After 2-3 hours of climbing and taking photos, we joined the nimbler climbers and ate lunch sitting at the base of a wooden tower marking the summit. After food, water, and rest, half of us--a mixture of the speedy and moderates--decided to descend the mountain via an alternate, steeper, and faster route. After about an hour of painful, knee-pounding descent, we lost the track and found ourselves enveloped in darker, damper, and thicker bush. Attempting to follow the least severe contours of the ridge, our minor slips became tumbles, falls, and acrobatic slides down eroded and humus-littered slopes. Making light of our wayward exploration of the bush and our frequent missteps and fumbles, we fell in style.
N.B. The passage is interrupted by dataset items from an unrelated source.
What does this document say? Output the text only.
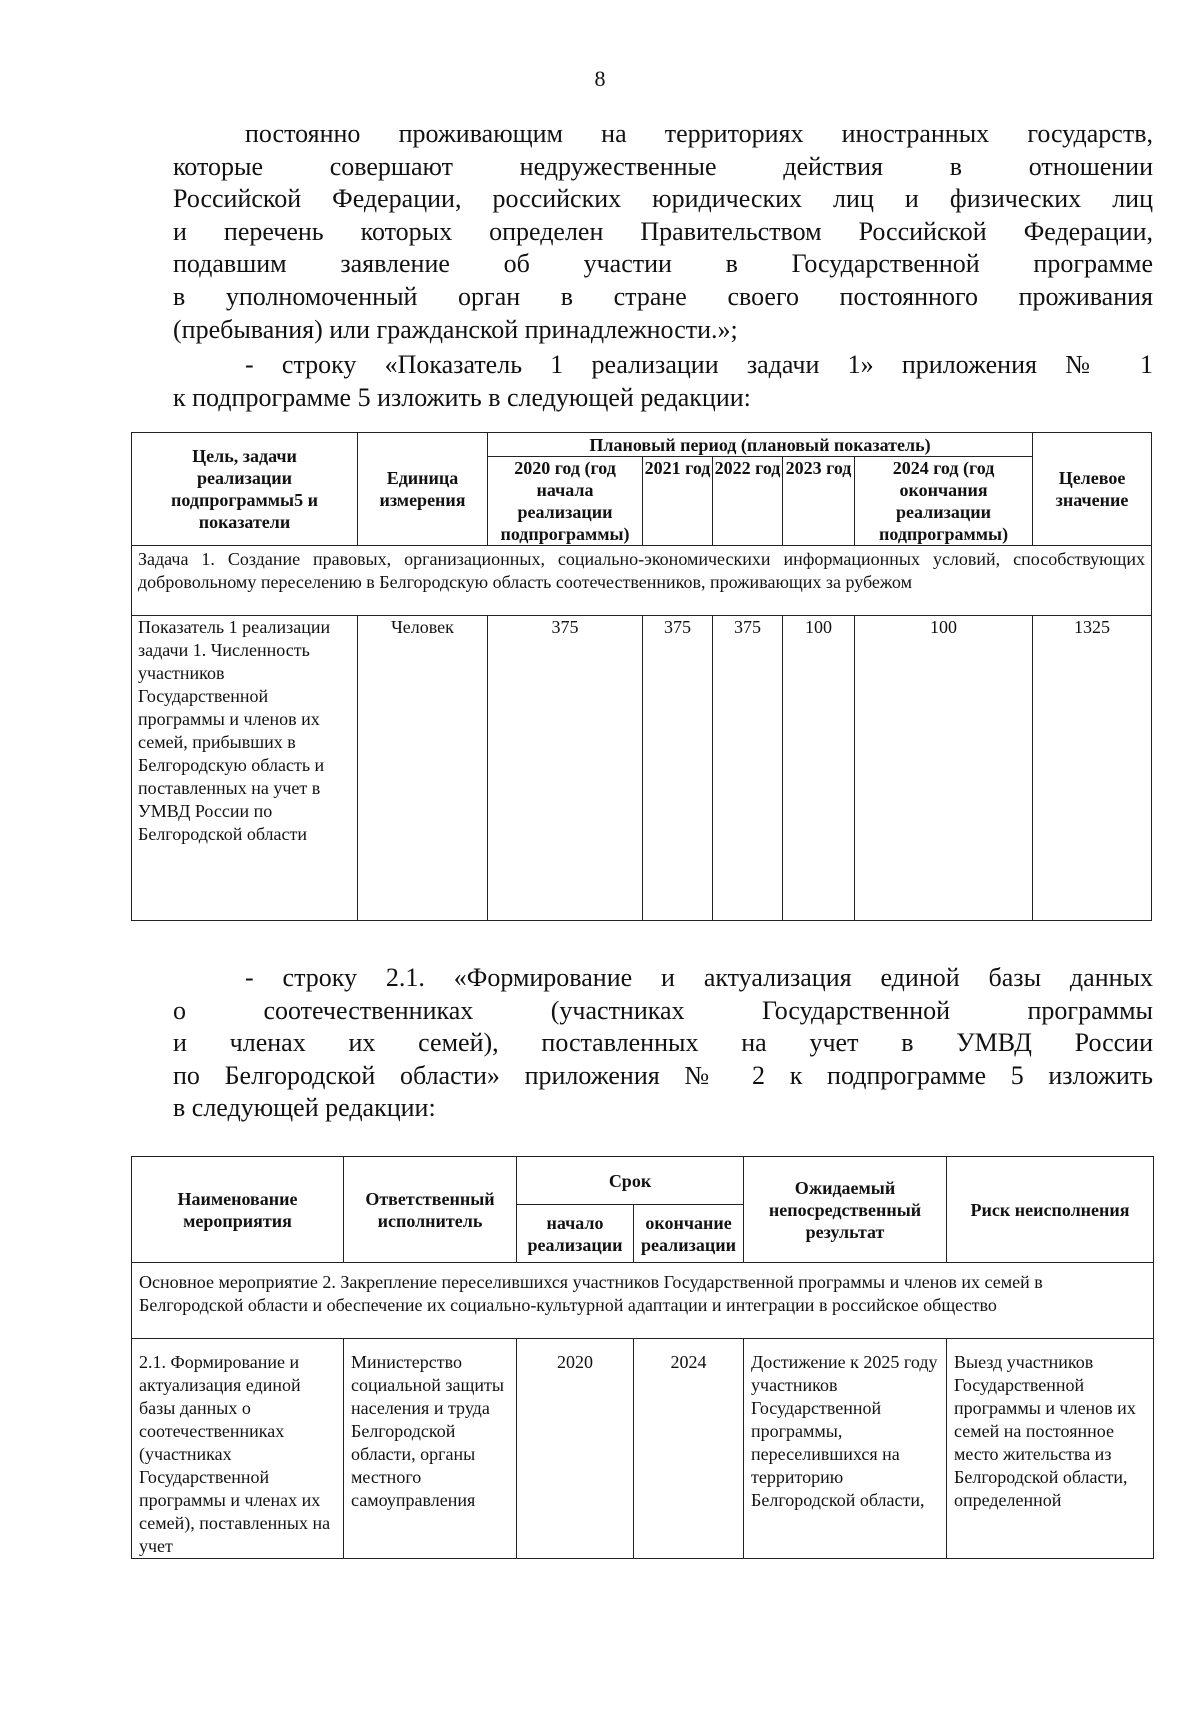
8
постоянно проживающим на территориях иностранных государств,
которые совершают недружественные действия в отношении
Российской Федерации, российских юридических лиц и физических лиц
и перечень которых определен Правительством Российской Федерации,
подавшим заявление об участии в Государственной программе
в уполномоченный орган в стране своего постоянного проживания
(пребывания) или гражданской принадлежности.»;
- строку «Показатель 1 реализации задачи 1» приложения № 1
к подпрограмме 5 изложить в следующей редакции:
Цель, задачи реализации подпрограммы5 и показатели	Единица измерения	Плановый период (плановый показатель)					Целевое значение
		2020 год (год начала реализации подпрограммы)	2021 год	2022 год	2023 год	2024 год (год окончания реализации подпрограммы)	
Задача 1. Создание правовых, организационных, социально-экономическихи информационных условий, способствующих добровольному переселению в Белгородскую область соотечественников, проживающих за рубежом							
Показатель 1 реализации задачи 1. Численность участников Государственной программы и членов их семей, прибывших в Белгородскую область и поставленных на учет в УМВД России по Белгородской области	Человек	375	375	375	100	100	1325
- строку 2.1. «Формирование и актуализация единой базы данных
о соотечественниках (участниках Государственной программы
и членах их семей), поставленных на учет в УМВД России
по Белгородской области» приложения № 2 к подпрограмме 5 изложить
в следующей редакции:
Наименование мероприятия	Ответственный исполнитель	Срок		Ожидаемый непосредственный результат	Риск неисполнения
		начало реализации	окончание реализации		
Основное мероприятие 2. Закрепление переселившихся участников Государственной программы и членов их семей в Белгородской области и обеспечение их социально-культурной адаптации и интеграции в российское общество					
2.1. Формирование и актуализация единой базы данных о соотечественниках (участниках Государственной программы и членах их семей), поставленных на учет	Министерство социальной защиты населения и труда Белгородской области, органы местного самоуправления	2020	2024	Достижение к 2025 году участников Государственной программы, переселившихся на территорию Белгородской области,	Выезд участников Государственной программы и членов их семей на постоянное место жительства из Белгородской области, определенной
My falls were quite comical and rated highly on our collective scales--standards were based on distance, amount of contortion, use of the environment, and airtime.
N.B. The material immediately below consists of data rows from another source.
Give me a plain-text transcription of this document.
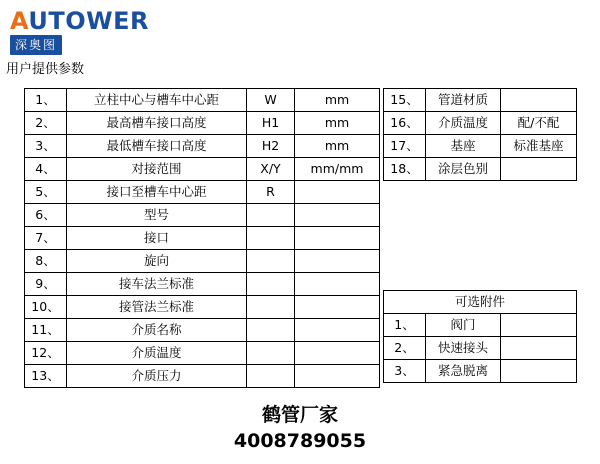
AUTOWER
深奥图
用户提供参数
1、	立柱中心与槽车中心距	W	mm
2、	最高槽车接口高度	H1	mm
3、	最低槽车接口高度	H2	mm
4、	对接范围	X/Y	mm/mm
5、	接口至槽车中心距	R	
6、	型号		
7、	接口		
8、	旋向		
9、	接车法兰标准		
10、	接管法兰标准		
11、	介质名称		
12、	介质温度		
13、	介质压力		
15、	管道材质	
16、	介质温度	配/不配
17、	基座	标准基座
18、	涂层色别	
可选附件		
1、	阀门	
2、	快速接头	
3、	紧急脱离	
鹤管厂家
4008789055
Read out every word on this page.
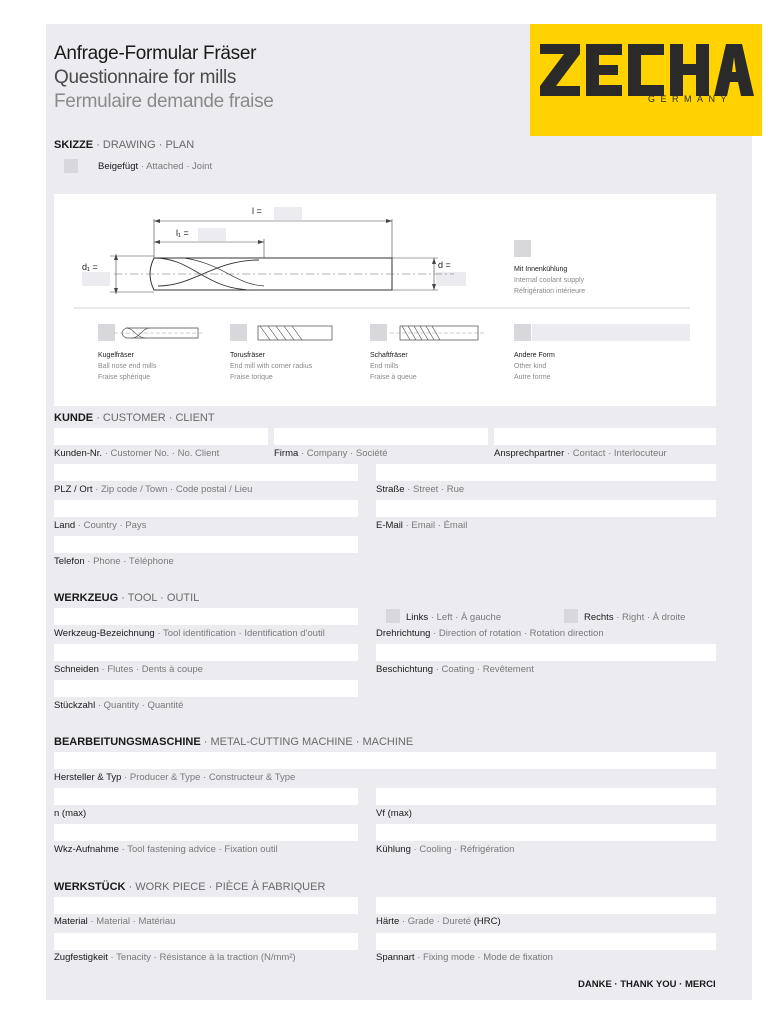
Anfrage-Formular Fräser
Questionnaire for mills
Fermulaire demande fraise	GERMANY
SKIZZE · DRAWING · PLAN
Beigefügt · Attached · Joint
l =
l₁ =
d₁ =	d =	Mit Innenkühlung
Internal coolant supply
Réfrigération intérieure
Kugelfräser
Ball nose end mills
Fraise sphérique
Torusfräser
End mill with corner radius
Fraise torique
Schaftfräser
End mills
Fraise à queue
Andere Form
Other kind
Autre forme
KUNDE · CUSTOMER · CLIENT
Kunden-Nr. · Customer No. · No. Client	Firma · Company · Société	Ansprechpartner · Contact · Interlocuteur
PLZ / Ort · Zip code / Town · Code postal / Lieu	Straße · Street · Rue
Land · Country · Pays	E-Mail · Email · Émail
Telefon · Phone · Téléphone
WERKZEUG · TOOL · OUTIL
Links · Left · À gauche	Rechts · Right · À droite
Werkzeug-Bezeichnung · Tool identification · Identification d'outil	Drehrichtung · Direction of rotation · Rotation direction
Schneiden · Flutes · Dents à coupe	Beschichtung · Coating · Revêtement
Stückzahl · Quantity · Quantité
BEARBEITUNGSMASCHINE · METAL-CUTTING MACHINE · MACHINE
Hersteller & Typ · Producer & Type · Constructeur & Type
n (max)	Vf (max)
Wkz-Aufnahme · Tool fastening advice · Fixation outil	Kühlung · Cooling · Réfrigération
WERKSTÜCK · WORK PIECE · PIÈCE À FABRIQUER
Material · Material · Matériau	Härte · Grade · Dureté (HRC)
Zugfestigkeit · Tenacity · Résistance à la traction (N/mm²)	Spannart · Fixing mode · Mode de fixation
DANKE · THANK YOU · MERCI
With the help of some more experienced trampers, including Alex, whose parents work for the Department of Conservation and has himself worked as a guide, we found our way down the ridge. Once we relocated the track, order was restored and the unruliness of the bush--and ultimately our walk--resolved into the clear-cut footpath of a well marked trail. Because of our detour, we reached the bottom after the other group, but we had more of an adventure and found comradery in our foibles.

My second day hike trip of this month was around Godley Head above Taylor's Mistake, a favorite surf beach south of Christchurch. The trail wound around the peninsula towards the ocean, tucking back into the bay overlooking Lyttleton, a commercial port town. Imagining that the area was larger, we overshot our turn off to return to the trail head and ended up on the Anaconda mountain bike path headed north to Sumner Beach. After talking to a couple of mountain bikers, we realized our mistake, relocated the walking trail and returned to the Taylor's Mistake carpark. Again, our detour wasn't at a loss--a one hour walk became a 5 hour hike through the Port Hills, where we wandered among the endless sheep, watched glider hobbyists launch their aircrafts, and passed by old military outposts and sniper shelters.

Since I'm playing catchup, there'll be more soon on my epic trip to Fiordland National Park in the southwest and our subsequent road trip up the West Coast.